Perfect. Programmes and printed tickets. It doesn't get much better than that.

Well, there is one thing that could make it better. The box office is right next to the bar. And I can spot those little dishes on the counter which bars keep citrus slices in. And man, could I do with something sour to clear my throat.

There's a man ahead of me being served, but one of the bar people smiles to indicate that she's free and I slide around him.

"Could I get some ice water with lemon?"

Turns out I absolutely can. And it's free.

"Are you sure?" I ask.

She is.

I thank her. "You're a lifesaver, I was desperate for something sharp." Being ill always makes me feel pathetically grateful. Or perhaps it is just: pathetic. Either way, I'm glad of my icy water. And lemon.

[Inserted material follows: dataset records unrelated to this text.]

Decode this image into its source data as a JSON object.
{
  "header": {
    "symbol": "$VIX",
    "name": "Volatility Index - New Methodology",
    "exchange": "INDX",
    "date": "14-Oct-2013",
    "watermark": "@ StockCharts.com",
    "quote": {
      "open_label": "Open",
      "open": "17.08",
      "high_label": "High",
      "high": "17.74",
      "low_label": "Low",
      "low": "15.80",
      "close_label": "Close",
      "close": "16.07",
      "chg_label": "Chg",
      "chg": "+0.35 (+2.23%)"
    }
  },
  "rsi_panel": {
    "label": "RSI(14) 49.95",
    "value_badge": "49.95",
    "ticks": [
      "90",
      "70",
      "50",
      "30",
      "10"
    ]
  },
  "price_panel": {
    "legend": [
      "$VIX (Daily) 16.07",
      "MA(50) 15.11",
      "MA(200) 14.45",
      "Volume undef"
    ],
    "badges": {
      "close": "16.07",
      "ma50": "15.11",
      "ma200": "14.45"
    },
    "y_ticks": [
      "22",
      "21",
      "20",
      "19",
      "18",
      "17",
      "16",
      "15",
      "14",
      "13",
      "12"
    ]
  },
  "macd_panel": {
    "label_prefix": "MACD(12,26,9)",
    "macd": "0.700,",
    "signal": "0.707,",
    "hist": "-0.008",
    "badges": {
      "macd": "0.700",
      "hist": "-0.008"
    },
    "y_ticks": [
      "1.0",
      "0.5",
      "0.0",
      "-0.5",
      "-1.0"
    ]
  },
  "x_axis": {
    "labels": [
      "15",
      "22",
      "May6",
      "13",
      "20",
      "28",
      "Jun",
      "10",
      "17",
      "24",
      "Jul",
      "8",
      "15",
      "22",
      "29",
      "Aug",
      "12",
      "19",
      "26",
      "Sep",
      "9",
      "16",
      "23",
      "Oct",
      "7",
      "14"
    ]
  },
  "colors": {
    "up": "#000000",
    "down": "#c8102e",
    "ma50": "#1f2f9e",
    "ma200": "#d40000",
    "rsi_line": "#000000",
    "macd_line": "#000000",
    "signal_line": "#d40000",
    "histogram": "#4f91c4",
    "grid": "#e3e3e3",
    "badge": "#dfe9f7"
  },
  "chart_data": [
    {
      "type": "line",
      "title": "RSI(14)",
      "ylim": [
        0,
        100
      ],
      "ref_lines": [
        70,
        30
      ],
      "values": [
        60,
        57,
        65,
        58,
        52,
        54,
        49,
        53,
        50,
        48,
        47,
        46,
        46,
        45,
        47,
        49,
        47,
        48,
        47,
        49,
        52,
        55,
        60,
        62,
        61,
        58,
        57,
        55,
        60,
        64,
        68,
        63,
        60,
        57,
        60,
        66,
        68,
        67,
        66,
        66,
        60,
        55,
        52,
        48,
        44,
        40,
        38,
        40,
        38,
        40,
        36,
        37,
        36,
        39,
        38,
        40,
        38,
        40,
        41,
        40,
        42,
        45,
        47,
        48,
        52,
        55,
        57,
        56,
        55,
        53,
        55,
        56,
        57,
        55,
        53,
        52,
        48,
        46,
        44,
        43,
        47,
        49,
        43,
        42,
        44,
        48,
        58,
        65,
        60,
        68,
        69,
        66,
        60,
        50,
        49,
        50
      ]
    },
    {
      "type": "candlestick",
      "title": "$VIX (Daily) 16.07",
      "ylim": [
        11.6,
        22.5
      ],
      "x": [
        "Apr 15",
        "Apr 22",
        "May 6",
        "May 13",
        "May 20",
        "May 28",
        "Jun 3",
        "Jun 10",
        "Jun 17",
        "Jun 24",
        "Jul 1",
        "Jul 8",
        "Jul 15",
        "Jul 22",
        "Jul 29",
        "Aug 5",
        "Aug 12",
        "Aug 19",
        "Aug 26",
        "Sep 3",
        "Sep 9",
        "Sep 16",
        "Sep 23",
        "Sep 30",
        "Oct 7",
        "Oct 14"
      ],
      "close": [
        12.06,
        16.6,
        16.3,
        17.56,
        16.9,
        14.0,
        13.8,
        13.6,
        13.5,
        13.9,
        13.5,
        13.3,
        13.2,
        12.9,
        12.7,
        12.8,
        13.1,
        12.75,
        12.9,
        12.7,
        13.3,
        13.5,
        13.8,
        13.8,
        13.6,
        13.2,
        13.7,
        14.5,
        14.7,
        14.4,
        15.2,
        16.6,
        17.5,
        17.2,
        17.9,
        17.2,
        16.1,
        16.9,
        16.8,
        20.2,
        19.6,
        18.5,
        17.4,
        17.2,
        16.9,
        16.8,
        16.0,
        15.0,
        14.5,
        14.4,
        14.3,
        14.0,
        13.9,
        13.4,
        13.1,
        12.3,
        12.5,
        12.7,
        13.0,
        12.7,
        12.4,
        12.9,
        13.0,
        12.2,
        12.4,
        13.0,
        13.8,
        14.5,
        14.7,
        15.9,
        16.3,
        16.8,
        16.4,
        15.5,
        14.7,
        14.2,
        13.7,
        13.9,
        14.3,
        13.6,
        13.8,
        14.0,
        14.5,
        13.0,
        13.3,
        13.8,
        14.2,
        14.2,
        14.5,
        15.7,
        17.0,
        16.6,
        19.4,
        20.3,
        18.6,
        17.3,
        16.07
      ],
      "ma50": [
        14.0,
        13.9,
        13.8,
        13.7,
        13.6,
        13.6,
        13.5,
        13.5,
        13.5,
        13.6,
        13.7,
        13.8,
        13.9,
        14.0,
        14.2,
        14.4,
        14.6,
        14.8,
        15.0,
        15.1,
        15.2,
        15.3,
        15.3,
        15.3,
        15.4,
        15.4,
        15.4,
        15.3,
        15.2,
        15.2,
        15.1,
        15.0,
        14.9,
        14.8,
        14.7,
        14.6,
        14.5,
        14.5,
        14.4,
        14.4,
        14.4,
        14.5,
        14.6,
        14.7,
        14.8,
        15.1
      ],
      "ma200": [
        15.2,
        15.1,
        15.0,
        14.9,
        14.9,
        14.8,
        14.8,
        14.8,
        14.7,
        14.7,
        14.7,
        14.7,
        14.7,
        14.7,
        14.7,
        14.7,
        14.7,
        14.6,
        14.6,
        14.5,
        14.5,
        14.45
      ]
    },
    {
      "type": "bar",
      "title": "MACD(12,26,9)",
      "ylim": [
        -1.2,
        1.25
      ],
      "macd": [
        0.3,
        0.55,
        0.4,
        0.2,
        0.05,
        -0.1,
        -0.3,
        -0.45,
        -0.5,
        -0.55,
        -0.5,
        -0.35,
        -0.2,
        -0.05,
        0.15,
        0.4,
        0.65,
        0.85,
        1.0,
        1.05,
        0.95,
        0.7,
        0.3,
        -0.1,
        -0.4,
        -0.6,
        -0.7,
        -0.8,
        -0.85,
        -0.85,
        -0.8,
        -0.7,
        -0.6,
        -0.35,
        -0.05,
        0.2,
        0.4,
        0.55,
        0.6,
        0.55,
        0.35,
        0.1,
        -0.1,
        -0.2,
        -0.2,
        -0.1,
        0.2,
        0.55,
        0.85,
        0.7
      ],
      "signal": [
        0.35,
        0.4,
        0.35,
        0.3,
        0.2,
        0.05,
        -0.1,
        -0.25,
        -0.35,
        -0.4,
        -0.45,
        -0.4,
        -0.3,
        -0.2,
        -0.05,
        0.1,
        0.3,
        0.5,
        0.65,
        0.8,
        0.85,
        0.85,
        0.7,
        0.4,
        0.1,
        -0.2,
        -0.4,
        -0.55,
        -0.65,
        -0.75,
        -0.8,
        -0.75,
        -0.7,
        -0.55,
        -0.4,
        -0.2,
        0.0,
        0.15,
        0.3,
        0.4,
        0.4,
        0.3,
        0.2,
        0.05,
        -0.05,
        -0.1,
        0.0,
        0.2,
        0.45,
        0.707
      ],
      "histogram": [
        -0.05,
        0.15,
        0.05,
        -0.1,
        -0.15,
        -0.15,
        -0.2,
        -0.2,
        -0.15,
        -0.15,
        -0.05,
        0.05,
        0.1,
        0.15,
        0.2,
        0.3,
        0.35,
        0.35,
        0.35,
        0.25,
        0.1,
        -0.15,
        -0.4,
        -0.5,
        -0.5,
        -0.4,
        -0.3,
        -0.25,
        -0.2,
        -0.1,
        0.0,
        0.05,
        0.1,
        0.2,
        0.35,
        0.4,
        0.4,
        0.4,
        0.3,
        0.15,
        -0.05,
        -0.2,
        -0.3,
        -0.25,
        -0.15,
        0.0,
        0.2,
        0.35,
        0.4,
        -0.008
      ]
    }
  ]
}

"Are there hot drinks available?" asks the next person.

"Yeah, there's a set up on the counter over there. Help yourself."

There's also a table laden with water jugs and cups.

The BLT are not letting anyone get dehydrated. Not under their roof.

On the wall a screen rotates through all the theatre's messaging. Apparently the Little Theatre is now available to everyone, with even non-members now able to buy tickets to shows in the main auditorium. Which, considering one of the rules of the marathon is that performances need to be accessible to the public, is just super.

A couple come in.

"Do you want coffee?" he asks, indicating the counter.

She goes over to investigate, putting a cup under one of the machines and turning it on. "No, I can't," she says with a cry of despair and leaves.

It's only a few minutes later that I realise that machine is still boiling. I look over. The counter is flooded with hot water.

I leap over.

Boiling water is pouring into the overflowing cup.

I grab the dial and turn it off.

Everything is soaked.

Including the pile of napkins.

Behind the counter is a kitchen. I can see a tea towel hanging, just out of reach.

I should probably tell someone... but the theatre bell is ringing, and I am so tired. And so ill.

I leave it all and go in.

For a venue that goes around calling itself a little theatre, it ain't all that little. Rows and rows of seats line up in front of a proper proscenium arched stage. The walls are painted theatre-corridor red, which is a dramatic choice. Wooden rafters crisscross over our heads. The whole place is giving me Red Barn vibes.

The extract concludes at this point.